Why "blame"? What's inherently great about file systems that _must_ survive generations?

My father was a programmer in his COBOL years, and heavily user of text editors and all sorts of terminal-based systems in his job. He never "got" Windows, or graphic interfaces in general. The metaphor just didn't land.

>What's inherently great about file systems that _must_ survive generations?

Filesystems are one example which points to a lack of understanding of how computers work on a lower level. If you can't understand how things work on a lower level you can't repair or innovate on a lower level. Eventually shit breaks down and we're back to bear knives and flint skins.

I would ask -what's so great about NOT knowing about file systems?

  • File systems are an abstraction we created over disc storage. The discs don't care. They only know about sectors of, say, 4096 bits. It is not at all clear that a hierarchical structure of byte-records is the best abstraction to create over that storage.

  • File systems are not how "computers work on a lower level" - they're just a handy abstraction we (well, someone much smarter than me) introduced in the 70s. Like any abstraction, it's an imperfect and incomplete metaphor to something else.

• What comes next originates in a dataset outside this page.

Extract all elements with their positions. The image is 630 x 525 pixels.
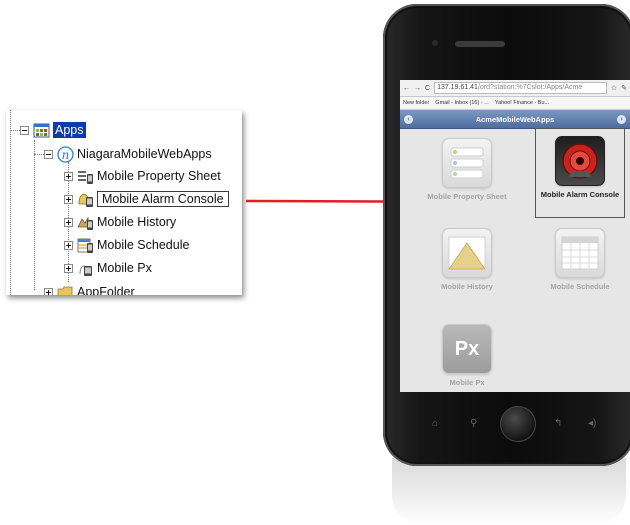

    As an example of "how it actually works", when I had my first computer, I had to manually defrag disks all the time, otherwise they'd get screwed faster. Modern OSes eventually paved over that detail, so you don't have to know how to do that. That prevents you from repairing a fragged disk, or innovating at a lower level. And it doesn't really matter.

    • > And it doesn't really matter.

      Okay. Defragging your disk prepares you to understand the concept of heap fragmentation later on in life. Understanding heap fragmentation and how to avoid it, how to compact segments, how to allocate smartly, allows you to write MUCH MUCH faster and higher quality software.

      Today, there are a hundred thousand Zoomer developers spraying exabytes of poorly allocated objects all over the heaps of millions of production systems.

      We frequently lament the fact that our standard Office applications run slower on 16 core, 4GHz machines than they did on a 66MHz 486DX, then we proceed to claim that the towers of abstractions we've built and the complete ignorance of the underlying hardware "doesn't really matter".